PESHAWAR: Sarhad Chamber of Commerce and Industry (SCCI) president Fazal Moqeem Khan on Thursday urged the government and the State Bank of Pakistan to reduce interest rates to single digits, citing the need for economic growth and business expansion.

In a statement issued here, Moqeem said that despite Pakistan’s inflation rate dropping to a nine-year low - recording 2.4percent in February 2025 and 2.8percent in January 2025 - the policy rate remains significantly high at 12percent. “This reflects a 1050 basis points premium above core inflation,” he added. He maintained that global oil prices have remained stable, and both the power division and the government have recommended reducing energy prices, further indicating a decline in inflationary pressures.
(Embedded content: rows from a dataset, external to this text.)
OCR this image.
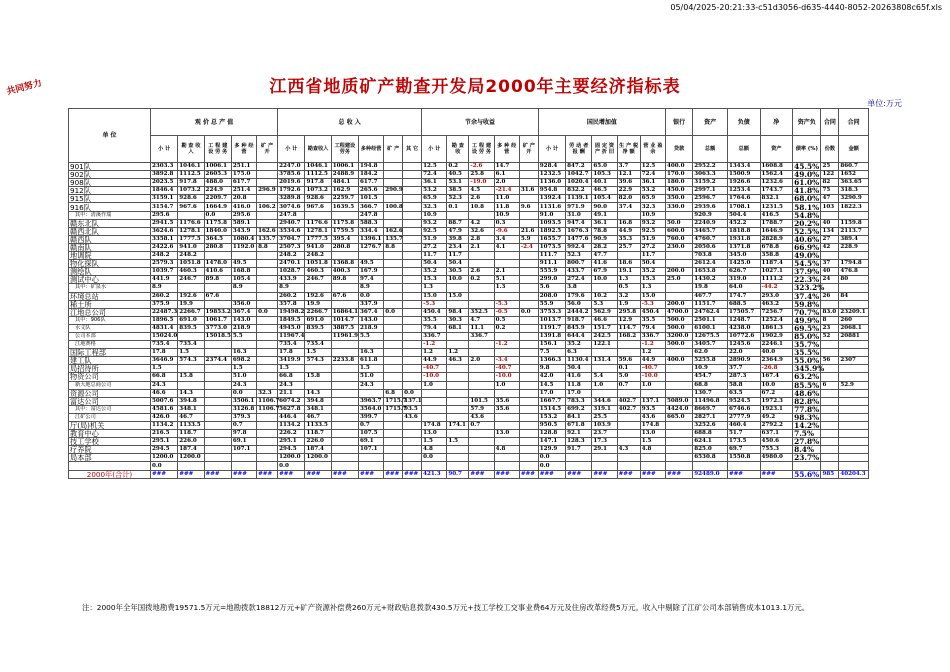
05/04/2025-20:21:33-c51d3056-d635-4440-8052-20263808c65f.xls
共同努力	江西省地质矿产勘查开发局2000年主要经济指标表
单位:万元
单 位	观 价 总 产 值					总 收 入						节余与收益					国民增加值					银行	资产	负债	净	资产负	合同	合同
	小 计	勘 查 收 入	工 程 建 设 劳 务	多 种 经 营	矿 产 开	小 计	勘查收入	工程建设劳务	多种经营	矿 产	其 它	小 计	勘 查 收	工 程 建 设 劳 务	多 种 经 营	矿 产 开	小 计	劳 动 者 报 酬	固 定 资 产 折 旧	生 产 税 净 额	营 业 盈 余	贷款	总额	总额	资产	债率 (%)	份数	金额
901队	2303.3	1046.1	1006.1	251.1		2247.0	1046.1	1006.1	194.8			12.5	0.2	-2.6	14.7		928.4	847.2	65.0	3.7	12.5	400.0	2952.2	1343.4	1608.8	45.5%	25	860.7
902队	3892.8	1112.5	2605.3	175.0		3785.6	1112.5	2488.9	184.2			72.4	40.5	25.8	6.1		1232.5	1042.7	105.3	12.1	72.4	170.0	3063.3	1500.9	1562.4	49.0%	122	1652
908队	2023.5	917.8	488.0	617.7		2019.6	917.8	484.1	617.7			36.1	53.1	-19.0	2.0		1136.0	1020.4	40.1	39.6	36.1	180.0	3159.2	1926.6	1232.6	61.0%	82	363.65
912队	1846.4	1073.2	224.9	251.4	296.9	1792.6	1073.2	162.9	265.6	290.9		53.2	38.5	4.5	-21.4	31.6	954.8	832.2	46.5	22.9	53.2	450.0	2997.1	1253.4	1743.7	41.8%	75	318.3
915队	3159.1	928.6	2209.7	20.8		3289.8	928.6	2259.7	101.5			65.9	52.3	2.6	11.0		1392.4	1139.1	105.4	82.0	65.9	350.0	2596.7	1764.6	832.1	68.0%	47	3290.9
916队	3154.7	967.6	1664.9	416.0	106.2	3074.6	967.6	1639.5	366.7	100.8		32.3	0.1	10.8	11.8	9.6	1131.6	971.9	90.0	37.4	32.3	330.0	2939.6	1708.1	1231.5	58.1%	103	1822.3
其中：清溪作瑞	295.6		0.0	295.6		247.8			247.8			10.9			10.9		91.0	31.0	49.1		10.9		920.9	504.4	416.5	54.8%		
赣东北队	2941.5	1176.6	1175.8	589.1		2940.7	1176.6	1175.8	588.3			93.2	88.7	4.2	0.3		1093.5	947.4	36.1	16.8	93.2	50.0	2240.9	452.2	1788.7	20.2%	40	1159.8
赣西北队	3624.6	1278.1	1840.0	343.9	162.6	3534.6	1278.1	1759.5	334.4	162.6		92.5	47.9	32.6	-9.6	21.6	1892.5	1676.3	78.8	44.9	92.5	600.0	3465.7	1818.8	1646.9	52.5%	134	2113.7
赣西队	3358.1	1777.5	364.5	1080.4	135.7	3704.7	1777.5	395.4	1396.1	135.7		51.9	39.8	2.8	3.4	5.9	1655.7	1477.6	90.9	35.3	51.9	760.0	4760.7	1931.8	2828.9	40.6%	27	389.4
赣南队	2422.6	941.0	280.8	1192.0	8.8	2507.3	941.0	280.8	1276.7	8.8		27.2	23.4	2.1	4.1	-2.4	1073.5	992.4	28.2	25.7	27.2	230.0	2050.6	1371.8	678.8	66.9%	42	228.9
地调院	248.2	248.2				248.2	248.2					11.7	11.7				111.7	52.3	47.7		11.7		703.8	345.0	358.8	49.0%		
物化探队	2579.3	1051.8	1478.0	49.5		2470.1	1051.8	1368.8	49.5			50.4	50.4				911.1	800.7	41.6	18.6	50.4		2612.4	1425.0	1187.4	54.5%	37	1794.8
测绘队	1039.7	460.3	410.6	168.8		1028.7	460.3	400.3	167.9			35.2	30.5	2.6	2.1		555.9	433.7	67.9	19.1	35.2	200.0	1653.8	626.7	1027.1	37.9%	40	476.8
测试中心	441.9	246.7	89.8	105.4		433.9	246.7	89.8	97.4			15.3	10.0	0.2	5.1		299.0	272.4	10.0	1.3	15.3	25.0	1430.2	319.0	1111.2	22.3%	24	80
其中：矿泉水	8.9			8.9		8.9			8.9			1.3			1.3		5.6	3.8		0.5	1.3		19.8	64.0	-44.2	323.2%		
环境总站	260.2	192.6	67.6			260.2	192.6	67.6	0.0			15.0	15.0				208.0	179.6	10.2	3.2	15.0		467.7	174.7	293.0	37.4%	26	84
稀土所	375.9	19.9		356.0		357.8	19.9		337.9			-5.3			-5.3		55.9	56.0	5.3	1.9	-5.3	200.0	1151.7	688.5	463.2	59.8%		
江地总公司	22487.3	2266.7	19853.2	367.4	0.0	19498.2	2266.7	16864.1	367.4	0.0		450.4	98.4	352.5	-0.5	0.0	3753.3	2444.2	562.9	295.8	450.4	4700.0	24762.4	17505.7	7256.7	70.7%	83.0	23209.1
其中：906队	1896.5	691.0	1061.7	143.0		1849.5	691.0	1014.7	143.0			35.5	30.3	4.7	0.5		1013.7	918.7	46.6	12.9	35.5	500.0	2501.1	1248.7	1252.4	49.9%	8	260
水文队	4831.4	839.5	3773.0	218.9		4945.0	839.5	3887.5	218.9			79.4	68.1	11.1	0.2		1191.7	845.9	151.7	114.7	79.4	500.0	6100.1	4238.0	1861.3	69.5%	23	2068.1
公司本部	15024.0		15018.5	5.5		11967.4		11961.9	5.5			336.7		336.7			1391.8	644.4	242.5	168.2	336.7	3200.0	12675.5	10772.6	1902.9	85.0%	52	20881
江地赛格	735.4	735.4				735.4	735.4					-1.2			-1.2		156.1	35.2	122.1		-1.2	500.0	3405.7	1245.6	2246.1	35.7%		
国际工程部	17.8	1.5		16.3		17.8	1.5		16.3			1.2	1.2				7.5	6.3			1.2		62.0	22.0	40.0	35.5%		
建工队	3646.9	574.3	2374.4	698.2		3419.9	574.3	2233.8	611.8			44.9	46.3	2.0	-3.4		1366.3	1130.4	131.4	59.6	44.9	400.0	5255.8	2890.9	2364.9	55.0%	56	2307
局招待所	1.5			1.5		1.5			1.5			-40.7			-40.7		9.8	50.4		0.1	-40.7		10.9	37.7	-26.8	345.9%		
物资公司	66.8	15.8		51.0		66.8	15.8		51.0			-10.0			-10.0		42.0	41.6	5.4	5.0	-10.0		454.7	287.3	167.4	63.2%		
新大地总商公司	24.3			24.3		24.3			24.3			1.0			1.0		14.5	11.8	1.0	0.7	1.0		68.8	58.8	10.0	85.5%	6	52.9
资源公司	46.6	14.3		0.0	32.3	21.1	14.3			6.8	0.0						17.0	17.0					130.7	63.5	67.2	48.6%		
富达公司	5007.6	394.8		3506.1	1106.7	6074.2	394.8		3963.7	1715.7	137.1			101.5	35.6		1667.7	783.3	344.6	402.7	137.1	5089.0	11496.8	9524.5	1972.3	82.8%		
其中：富达公司	4581.6	348.1		3126.8	1106.7	5627.8	348.1		3564.0	1715.7	93.5			57.9	35.6		1514.5	699.2	319.1	402.7	93.5	4424.0	8669.7	6746.6	1923.1	77.8%		
江矿公司	426.0	46.7		379.3		446.4	46.7		399.7		43.6			43.6			153.2	84.1	25.5		43.6	665.0	2827.1	2777.9	49.2	98.3%		
厅(局)机关	1134.2	1133.5		0.7		1134.2	1133.5		0.7			174.8	174.1	0.7			950.5	671.8	103.9		174.8		3252.6	460.4	2792.2	14.2%		
教育中心	216.5	118.7		97.8		226.2	118.7		107.5			13.0			13.0		128.8	92.1	23.7		13.0		688.8	51.7	637.1	7.5%		
技工学校	295.1	226.0		69.1		295.1	226.0		69.1			1.5	1.5				147.1	128.3	17.3		1.5		624.1	173.5	450.6	27.8%		
疗养院	294.5	187.4		107.1		294.5	187.4		107.1			4.8			4.8		129.9	91.7	29.1	4.3	4.8		825.0	69.7	755.3	8.4%		
局本部	1200.0	1200.0				1200.0	1200.0					0.0					0.0						6530.8	1550.8	4980.0	23.7%		
	0.0					0.0											0.0											
2000年(合计)	###	###	###	###	###	###	###	###	###	###	###	421.3	90.7	###	###	###	###	###	###	###	###	###	92489.0	###	###	55.6%	985	40204.3
注：2000年全年国拨地勘费19571.5万元=地勘拨款18812万元+矿产资源补偿费260万元+财政贴息拨款430.5万元+技工学校工交事业费64万元及住房改革经费5万元。收入中剔除了江矿公司本部销售成本1013.1万元。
The SCCI chief stressed the need for taking concrete measures to revive the economy, improve the ease of doing business, promote industrial and trade activities, and ensure the provision of soft loans. He said that high interest rates and energy costs had made running businesses and industries increasingly difficult, rendering Pakistan’s exports uncompetitive in the global market.
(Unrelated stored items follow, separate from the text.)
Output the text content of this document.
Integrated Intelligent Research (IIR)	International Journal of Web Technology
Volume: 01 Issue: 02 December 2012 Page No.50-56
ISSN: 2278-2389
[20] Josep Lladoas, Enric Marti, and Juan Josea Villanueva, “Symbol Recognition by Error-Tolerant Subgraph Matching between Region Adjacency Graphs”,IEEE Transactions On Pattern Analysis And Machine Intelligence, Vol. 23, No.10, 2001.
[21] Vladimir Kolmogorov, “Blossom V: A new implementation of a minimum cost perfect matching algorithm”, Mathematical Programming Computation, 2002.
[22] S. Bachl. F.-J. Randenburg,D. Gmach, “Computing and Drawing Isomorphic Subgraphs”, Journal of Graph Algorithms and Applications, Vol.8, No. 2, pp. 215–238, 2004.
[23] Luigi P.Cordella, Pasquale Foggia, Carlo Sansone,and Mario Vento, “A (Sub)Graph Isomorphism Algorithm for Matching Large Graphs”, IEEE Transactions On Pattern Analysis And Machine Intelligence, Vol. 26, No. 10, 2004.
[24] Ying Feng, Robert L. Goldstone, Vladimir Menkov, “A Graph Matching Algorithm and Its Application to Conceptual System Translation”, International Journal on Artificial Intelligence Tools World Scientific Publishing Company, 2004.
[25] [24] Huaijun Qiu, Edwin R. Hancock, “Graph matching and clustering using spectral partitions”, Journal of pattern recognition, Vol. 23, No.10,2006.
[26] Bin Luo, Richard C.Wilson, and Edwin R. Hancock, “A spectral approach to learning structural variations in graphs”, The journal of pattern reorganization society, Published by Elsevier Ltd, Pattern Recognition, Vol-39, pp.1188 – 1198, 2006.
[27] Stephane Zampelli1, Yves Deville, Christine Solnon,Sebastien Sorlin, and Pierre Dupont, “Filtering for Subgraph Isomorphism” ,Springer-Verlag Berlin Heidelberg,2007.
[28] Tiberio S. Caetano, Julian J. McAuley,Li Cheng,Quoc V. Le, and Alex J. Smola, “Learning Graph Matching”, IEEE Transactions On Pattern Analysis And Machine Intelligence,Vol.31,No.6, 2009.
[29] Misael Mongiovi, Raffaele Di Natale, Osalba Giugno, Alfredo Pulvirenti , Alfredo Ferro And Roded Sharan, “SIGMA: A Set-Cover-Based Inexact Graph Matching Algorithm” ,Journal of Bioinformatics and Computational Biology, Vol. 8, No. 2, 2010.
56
“The business community is struggling due to the prevailing circumstances, and the lack of industry growth is a result of the government’s unfriendly policies,” he went on to add.Moqeem called for a substantial reduction in the policy rate in line with the Special Investment Facilitation Council’s vision and ground realities to boost economic growth and enhance exports. He pointed out that industry estimates predict core inflation to remain between 1-3percent in the fourth quarter of FY25, driven by falling prices and easing inflationary trends.